Photo by Andrew Worley

In the jungle of offices at Rackspace on the South of Market tech hub, Shahin Shadfar sits at a desk cluttered with tech parts and points to his latest creation, an app called Zurf which is the latest in a string of successes for the San Francisco transplant. While Shadfar has gained a reputation for an innovative entrepreneur in Houston and Boston as well as San Francisco, he’s not from the US. He is a member of a large population of creative talent from the Middle East, a large community that has brought inventive talents to the tech industry in the Bay Area.
Another worker, Trisha Roy, from India, is living her dream Silicon Valley. Roy had no experience with technology in her native country.

As a woman in her old country, women did not have access to engineering jobs. But, Roy wanted a better life for herself, so when she got to the United States, she talked to people about technology. After getting an MBA from the University of Arizona, Roy moved to the Bay Area as she saw the best paying jobs were in tech, so she taught herself the basics of coding to be competitive and was successful in landing a job at eBay, working her way up to becoming a senior product manager. Today, she owns Barn & Willow, a company that leverages technology to create custom home decor.
By embracing diversity, we gain talent and dedication from all over the world.
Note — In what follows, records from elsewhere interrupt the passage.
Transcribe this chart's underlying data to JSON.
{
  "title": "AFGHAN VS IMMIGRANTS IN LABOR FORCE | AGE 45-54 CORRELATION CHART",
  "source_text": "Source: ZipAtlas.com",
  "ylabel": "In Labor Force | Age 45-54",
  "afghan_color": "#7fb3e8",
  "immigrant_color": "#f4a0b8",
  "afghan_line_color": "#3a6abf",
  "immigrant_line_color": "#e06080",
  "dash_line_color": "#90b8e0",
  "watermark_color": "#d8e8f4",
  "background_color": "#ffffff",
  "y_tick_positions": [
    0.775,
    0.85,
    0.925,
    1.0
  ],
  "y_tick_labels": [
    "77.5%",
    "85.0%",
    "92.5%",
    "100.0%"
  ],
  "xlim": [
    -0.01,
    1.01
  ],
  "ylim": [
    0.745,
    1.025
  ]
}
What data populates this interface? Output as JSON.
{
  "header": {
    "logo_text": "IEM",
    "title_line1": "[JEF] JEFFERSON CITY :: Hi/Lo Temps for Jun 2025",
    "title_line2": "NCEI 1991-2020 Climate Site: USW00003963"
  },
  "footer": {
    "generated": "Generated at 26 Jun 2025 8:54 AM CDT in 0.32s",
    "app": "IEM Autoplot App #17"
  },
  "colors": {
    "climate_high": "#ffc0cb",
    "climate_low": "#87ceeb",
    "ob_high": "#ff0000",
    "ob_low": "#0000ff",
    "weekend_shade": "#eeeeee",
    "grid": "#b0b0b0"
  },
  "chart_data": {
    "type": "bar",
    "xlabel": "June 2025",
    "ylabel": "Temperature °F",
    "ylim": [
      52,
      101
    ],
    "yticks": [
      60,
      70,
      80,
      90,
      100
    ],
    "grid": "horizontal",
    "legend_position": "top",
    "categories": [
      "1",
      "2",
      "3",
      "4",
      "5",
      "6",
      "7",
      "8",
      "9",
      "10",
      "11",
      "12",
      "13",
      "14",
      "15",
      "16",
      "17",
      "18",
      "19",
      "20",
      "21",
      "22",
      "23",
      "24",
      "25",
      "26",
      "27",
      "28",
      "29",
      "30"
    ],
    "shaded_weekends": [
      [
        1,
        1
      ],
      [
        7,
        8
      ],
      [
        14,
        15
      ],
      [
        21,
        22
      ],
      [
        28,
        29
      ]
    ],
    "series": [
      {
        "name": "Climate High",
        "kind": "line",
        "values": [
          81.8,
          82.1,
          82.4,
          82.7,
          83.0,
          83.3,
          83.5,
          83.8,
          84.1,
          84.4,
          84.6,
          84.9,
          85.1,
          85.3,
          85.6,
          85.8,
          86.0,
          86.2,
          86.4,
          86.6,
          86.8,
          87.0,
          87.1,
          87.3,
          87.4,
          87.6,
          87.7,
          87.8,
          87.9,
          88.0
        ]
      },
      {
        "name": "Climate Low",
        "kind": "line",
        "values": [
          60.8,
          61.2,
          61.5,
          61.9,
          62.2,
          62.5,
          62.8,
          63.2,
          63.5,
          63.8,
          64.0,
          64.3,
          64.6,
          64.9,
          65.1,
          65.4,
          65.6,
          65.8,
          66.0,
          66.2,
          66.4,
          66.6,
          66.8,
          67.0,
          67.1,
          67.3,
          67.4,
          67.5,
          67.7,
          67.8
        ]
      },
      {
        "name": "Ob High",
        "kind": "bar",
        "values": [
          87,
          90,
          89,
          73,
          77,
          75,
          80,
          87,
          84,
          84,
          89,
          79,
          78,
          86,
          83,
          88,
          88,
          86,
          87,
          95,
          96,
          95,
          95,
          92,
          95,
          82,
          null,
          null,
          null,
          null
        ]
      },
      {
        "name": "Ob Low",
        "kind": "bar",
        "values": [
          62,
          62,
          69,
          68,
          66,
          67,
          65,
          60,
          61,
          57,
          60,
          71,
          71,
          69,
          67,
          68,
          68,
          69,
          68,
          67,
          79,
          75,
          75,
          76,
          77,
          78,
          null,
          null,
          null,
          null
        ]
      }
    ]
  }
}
Ben and Mena Trott, both 24 years old in 2003, had been laid off from start-up tech companies. Broke and with time on their hands, Mena, a graphic artist, began playing around with design ideas as she was journaling her feelings. Needing some technical advice, Ben, a programmer, helped out.

Soon friends began asking for Mena’s “program” and just a few months later, “Six Apart”, the Trott’s blog start-up, was born. The company became the engine behind the “blog” phenomena.

This is just one of thousands of stories of lesser known Silicon Valley innovations that have changed the world.
The San Francisco Bay Area stands on a solid foundation of existing global connections. It has the fourth highest concentration of Forbes 2,000 Global Companies, ranking after only Tokyo, London and New York. It also has 645 foreign-owned company subsidiaries, and the amount is rapidly increasing. A 2008 poll by the Bay Area Council found that local residents endorse, by a wide majority of 88 percent, the rapid acceleration in global trade and economic and cultural connections between the Bay Area and other countries, in stark juxtaposition to immigration and globalization fears in many other parts of the United States.

Some of this enthusiasm stems from the fact that many residents are themselves migrants. The percentage of Bay Area residents born outside the United States is more than twice the national average – 27 percent in the nine counties that make up the region, compared to 13 percent nationally. Forty percent of Bay Area residents speak a language other than English at home – twice the national average.